I have the impression that most people answered the question somewhat, but either incompletely or inaccurately. So, here's my try to finalize it

 

In contrast to the last picture here above by Studiot (thanks Studiot), a common balance scale has a bent horizontal arm. But also with a bent horizontal arm, both sides are equal in weight; what matters is the torque (likely Studiot meant with "heavier" not the weight but the torque).

Torque = L X F (this is a vector product). The lever effect is therefore not determined by the arm length but by the horizontal distance L*cosα (the effective arm length).

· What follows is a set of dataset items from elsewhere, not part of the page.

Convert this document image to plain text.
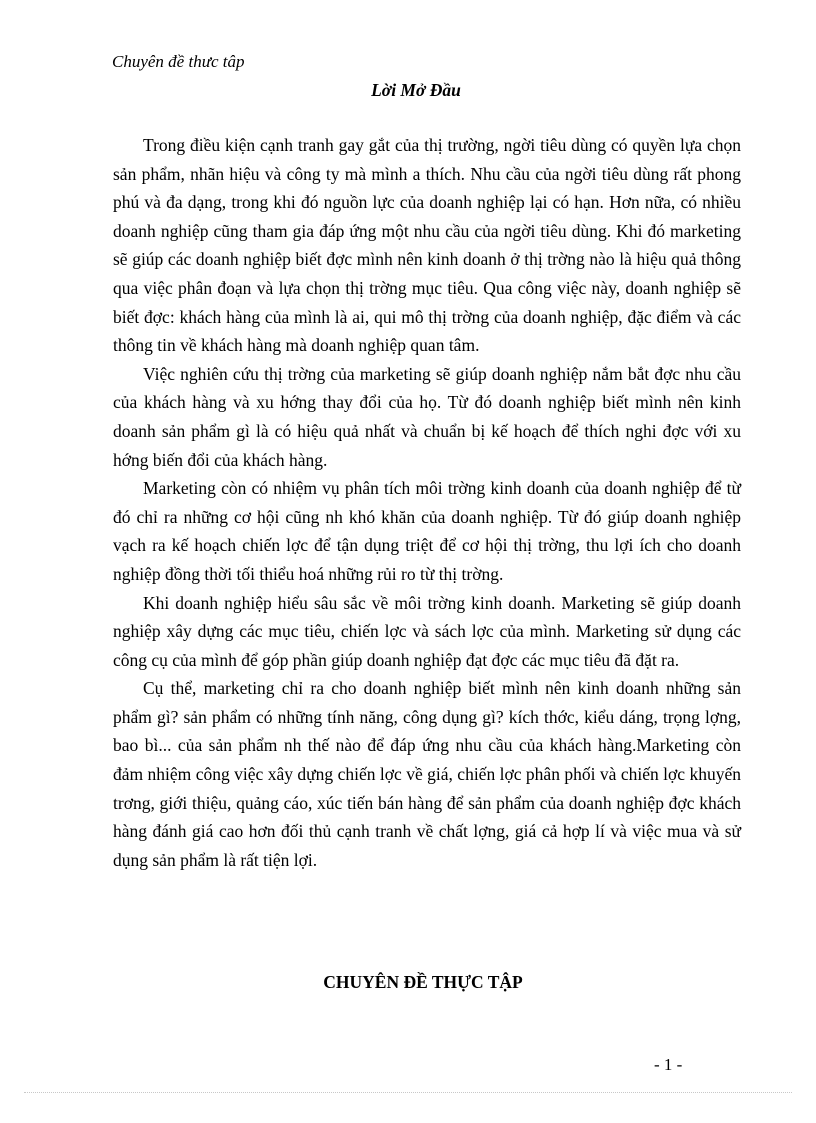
Chuyên đề thưc tâp
Lời Mở Đầu

Trong điều kiện cạnh tranh gay gắt của thị trường, ngời tiêu dùng có quyền lựa chọn sản phẩm, nhãn hiệu và công ty mà mình a thích. Nhu cầu của ngời tiêu dùng rất phong phú và đa dạng, trong khi đó nguồn lực của doanh nghiệp lại có hạn. Hơn nữa, có nhiều doanh nghiệp cũng tham gia đáp ứng một nhu cầu của ngời tiêu dùng. Khi đó marketing sẽ giúp các doanh nghiệp biết đợc mình nên kinh doanh ở thị trờng nào là hiệu quả thông qua việc phân đoạn và lựa chọn thị trờng mục tiêu. Qua công việc này, doanh nghiệp sẽ biết đợc: khách hàng của mình là ai, qui mô thị trờng của doanh nghiệp, đặc điểm và các thông tin về khách hàng mà doanh nghiệp quan tâm.

Việc nghiên cứu thị trờng của marketing sẽ giúp doanh nghiệp nắm bắt đợc nhu cầu của khách hàng và xu hớng thay đổi của họ. Từ đó doanh nghiệp biết mình nên kinh doanh sản phẩm gì là có hiệu quả nhất và chuẩn bị kế hoạch để thích nghi đợc với xu hớng biến đổi của khách hàng.

Marketing còn có nhiệm vụ phân tích môi trờng kinh doanh của doanh nghiệp để từ đó chỉ ra những cơ hội cũng nh khó khăn của doanh nghiệp. Từ đó giúp doanh nghiệp vạch ra kế hoạch chiến lợc để tận dụng triệt để cơ hội thị trờng, thu lợi ích cho doanh nghiệp đồng thời tối thiểu hoá những rủi ro từ thị trờng.

Khi doanh nghiệp hiểu sâu sắc về môi trờng kinh doanh. Marketing sẽ giúp doanh nghiệp xây dựng các mục tiêu, chiến lợc và sách lợc của mình. Marketing sử dụng các công cụ của mình để góp phần giúp doanh nghiệp đạt đợc các mục tiêu đã đặt ra.

Cụ thể, marketing chỉ ra cho doanh nghiệp biết mình nên kinh doanh những sản phẩm gì? sản phẩm có những tính năng, công dụng gì? kích thớc, kiểu dáng, trọng lợng, bao bì... của sản phẩm nh thế nào để đáp ứng nhu cầu của khách hàng.Marketing còn đảm nhiệm công việc xây dựng chiến lợc về giá, chiến lợc phân phối và chiến lợc khuyến trơng, giới thiệu, quảng cáo, xúc tiến bán hàng để sản phẩm của doanh nghiệp đợc khách hàng đánh giá cao hơn đối thủ cạnh tranh về chất lợng, giá cả hợp lí và việc mua và sử dụng sản phẩm là rất tiện lợi.

CHUYÊN ĐỀ THỰC TẬP
- 1 -
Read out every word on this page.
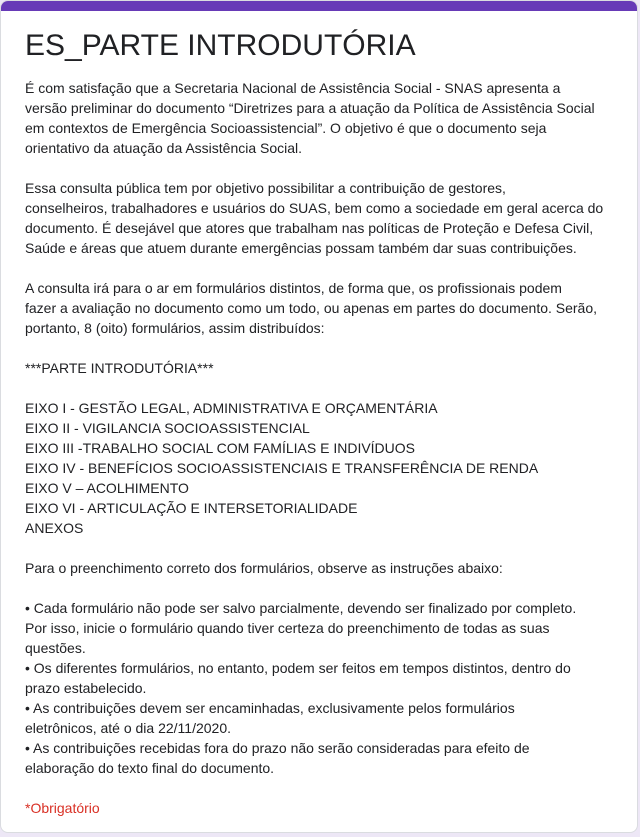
ES_PARTE INTRODUTÓRIA

É com satisfação que a Secretaria Nacional de Assistência Social - SNAS apresenta a

versão preliminar do documento “Diretrizes para a atuação da Política de Assistência Social

em contextos de Emergência Socioassistencial”. O objetivo é que o documento seja

orientativo da atuação da Assistência Social.

Essa consulta pública tem por objetivo possibilitar a contribuição de gestores,

conselheiros, trabalhadores e usuários do SUAS, bem como a sociedade em geral acerca do

documento. É desejável que atores que trabalham nas políticas de Proteção e Defesa Civil,

Saúde e áreas que atuem durante emergências possam também dar suas contribuições.

A consulta irá para o ar em formulários distintos, de forma que, os profissionais podem

fazer a avaliação no documento como um todo, ou apenas em partes do documento. Serão,

portanto, 8 (oito) formulários, assim distribuídos:

***PARTE INTRODUTÓRIA***

EIXO I - GESTÃO LEGAL, ADMINISTRATIVA E ORÇAMENTÁRIA

EIXO II - VIGILANCIA SOCIOASSISTENCIAL

EIXO III -TRABALHO SOCIAL COM FAMÍLIAS E INDIVÍDUOS

EIXO IV - BENEFÍCIOS SOCIOASSISTENCIAIS E TRANSFERÊNCIA DE RENDA

EIXO V – ACOLHIMENTO

EIXO VI - ARTICULAÇÃO E INTERSETORIALIDADE

ANEXOS

Para o preenchimento correto dos formulários, observe as instruções abaixo:

• Cada formulário não pode ser salvo parcialmente, devendo ser finalizado por completo.

Por isso, inicie o formulário quando tiver certeza do preenchimento de todas as suas

questões.

• Os diferentes formulários, no entanto, podem ser feitos em tempos distintos, dentro do

prazo estabelecido.

• As contribuições devem ser encaminhadas, exclusivamente pelos formulários

eletrônicos, até o dia 22/11/2020.

• As contribuições recebidas fora do prazo não serão consideradas para efeito de

elaboração do texto final do documento.

*Obrigatório
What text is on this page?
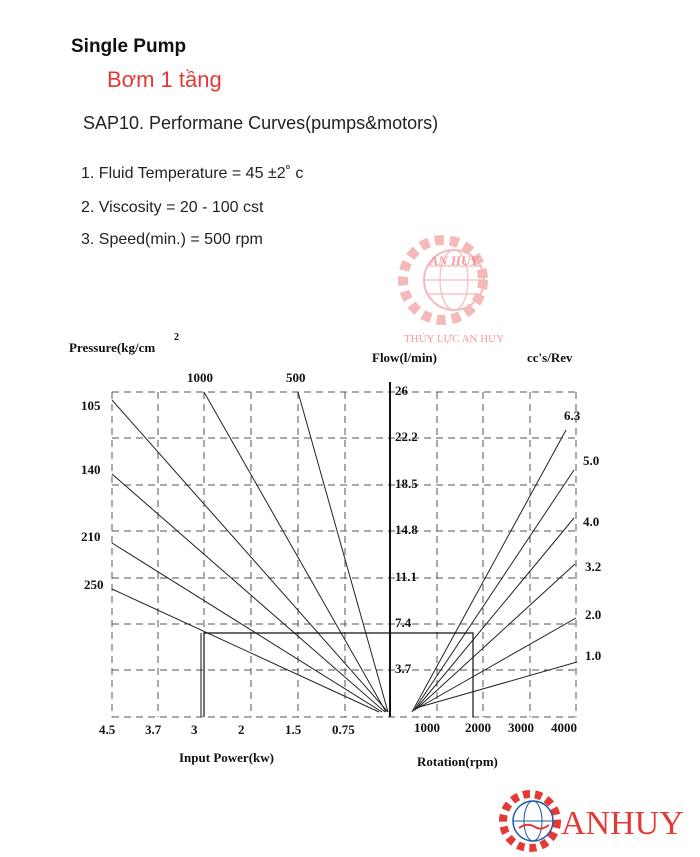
Single Pump
Bơm 1 tầng
SAP10. Performane Curves(pumps&motors)
1. Fluid Temperature = 45 ±2˚ c
2. Viscosity = 20 - 100 cst
3. Speed(min.) = 500 rpm
AN HUY
THỦY LỰC AN HUY
Pressure(kg/cm
2
Flow(l/min)	cc's/Rev
Input Power(kw)	Rotation(rpm)
26
22.2
18.5
14.8
11.1
7.4
3.7
1000 2000 3000 4000
6.3
5.0
4.0
3.2
2.0
1.0
105
140
210
250
1000	500
4.5 3.7 3	2	1.5 0.75
ANHUY
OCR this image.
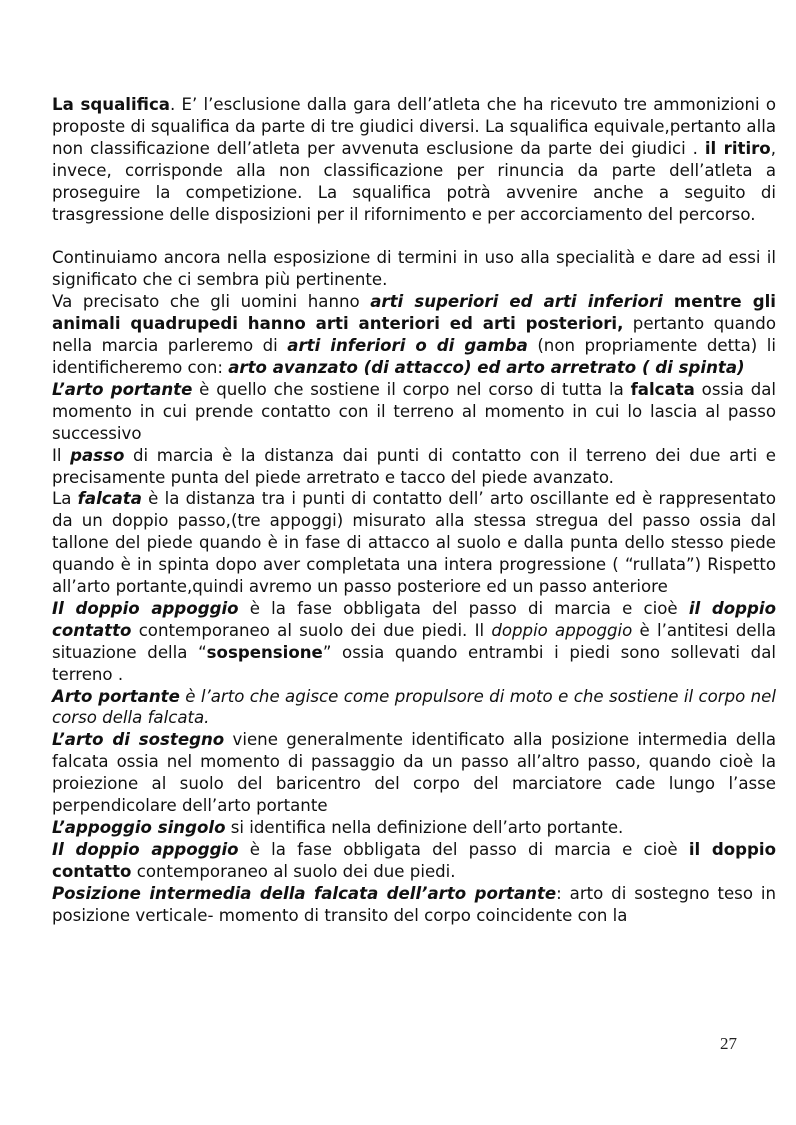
La squalifica. E’ l’esclusione dalla gara dell’atleta che ha ricevuto tre ammonizioni o proposte di squalifica da parte di tre giudici diversi. La squalifica equivale,pertanto alla non classificazione dell’atleta per avvenuta esclusione da parte dei giudici . il ritiro, invece, corrisponde alla non classificazione per rinuncia da parte dell’atleta a proseguire la competizione. La squalifica potrà avvenire anche a seguito di trasgressione delle disposizioni per il rifornimento e per accorciamento del percorso.

Continuiamo ancora nella esposizione di termini in uso alla specialità e dare ad essi il significato che ci sembra più pertinente.

Va precisato che gli uomini hanno arti superiori ed arti inferiori mentre gli animali quadrupedi hanno arti anteriori ed arti posteriori, pertanto quando nella marcia parleremo di arti inferiori o di gamba (non propriamente detta) li identificheremo con: arto avanzato (di attacco) ed arto arretrato ( di spinta)

L’arto portante è quello che sostiene il corpo nel corso di tutta la falcata ossia dal momento in cui prende contatto con il terreno al momento in cui lo lascia al passo successivo

Il passo di marcia è la distanza dai punti di contatto con il terreno dei due arti e precisamente punta del piede arretrato e tacco del piede avanzato.

La falcata è la distanza tra i punti di contatto dell’ arto oscillante ed è rappresentato da un doppio passo,(tre appoggi) misurato alla stessa stregua del passo ossia dal tallone del piede quando è in fase di attacco al suolo e dalla punta dello stesso piede quando è in spinta dopo aver completata una intera progressione ( “rullata”) Rispetto all’arto portante,quindi avremo un passo posteriore ed un passo anteriore

Il doppio appoggio è la fase obbligata del passo di marcia e cioè il doppio contatto contemporaneo al suolo dei due piedi. Il doppio appoggio è l’antitesi della situazione della “sospensione” ossia quando entrambi i piedi sono sollevati dal terreno .

Arto portante è l’arto che agisce come propulsore di moto e che sostiene il corpo nel corso della falcata.

L’arto di sostegno viene generalmente identificato alla posizione intermedia della falcata ossia nel momento di passaggio da un passo all’altro passo, quando cioè la proiezione al suolo del baricentro del corpo del marciatore cade lungo l’asse perpendicolare dell’arto portante

L’appoggio singolo si identifica nella definizione dell’arto portante.

Il doppio appoggio è la fase obbligata del passo di marcia e cioè il doppio contatto contemporaneo al suolo dei due piedi.

Posizione intermedia della falcata dell’arto portante: arto di sostegno teso in posizione verticale- momento di transito del corpo coincidente con la

27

Consequently when one side is higher than the other side, the lever effect on that side is greater than on the other side, because the effective arm length is greater. That pulls the balance scale back to the point of equilibrium, where the effective arm lengths are equal.


PS and yes, the new picture added by Swanson has the red pointer doing that job instead.

Edited by Tim88
Posted (edited)

OK, fine, so when he pushes down on one side he is doing the equivalent of imparting some of his own mass to one side so after removing his hand then:

 

m₁ = m₂

y₁ = y₂

 

I should add that there should be a sine and cosine function involved with the m and y variables since the lever equation is the perpendicular force but movement is in an arc while the force of gavity is verticle but the fact remains that when both masses and both lever lengths are equal then the y offsets must be equal.

 

 

...edit to add:

Not that it matters because there are only three terms on either side of the equation in this problem, but I thought I should check what the accepted equation for a balance was.

 

After googling balance equation, I found no results other than accounting references. After googling balance paradox, I was surprised to see that there were some hits that seemed to try and show a paradox without any explanations.

 

Hasn't anyone ever formalised an equation for the balance yet?

 

You could be more successful with math.

Edited by DimaMazin
Posted

I haven't read all of the posts in depth, but it seems to me that it simply to do with the location of the centre of gravity of the balance beam when unloaded.

If it's below the pivot, then the beam will naturally return to the horizontal, because any tilt on the beam causes the centre of gravity to rise.

So the beam is levelled by gravity acting through the c of g.

 

If the c of g was above the pivot, the beam would be unstable, and want to flip to whatever side it's tilted to on release.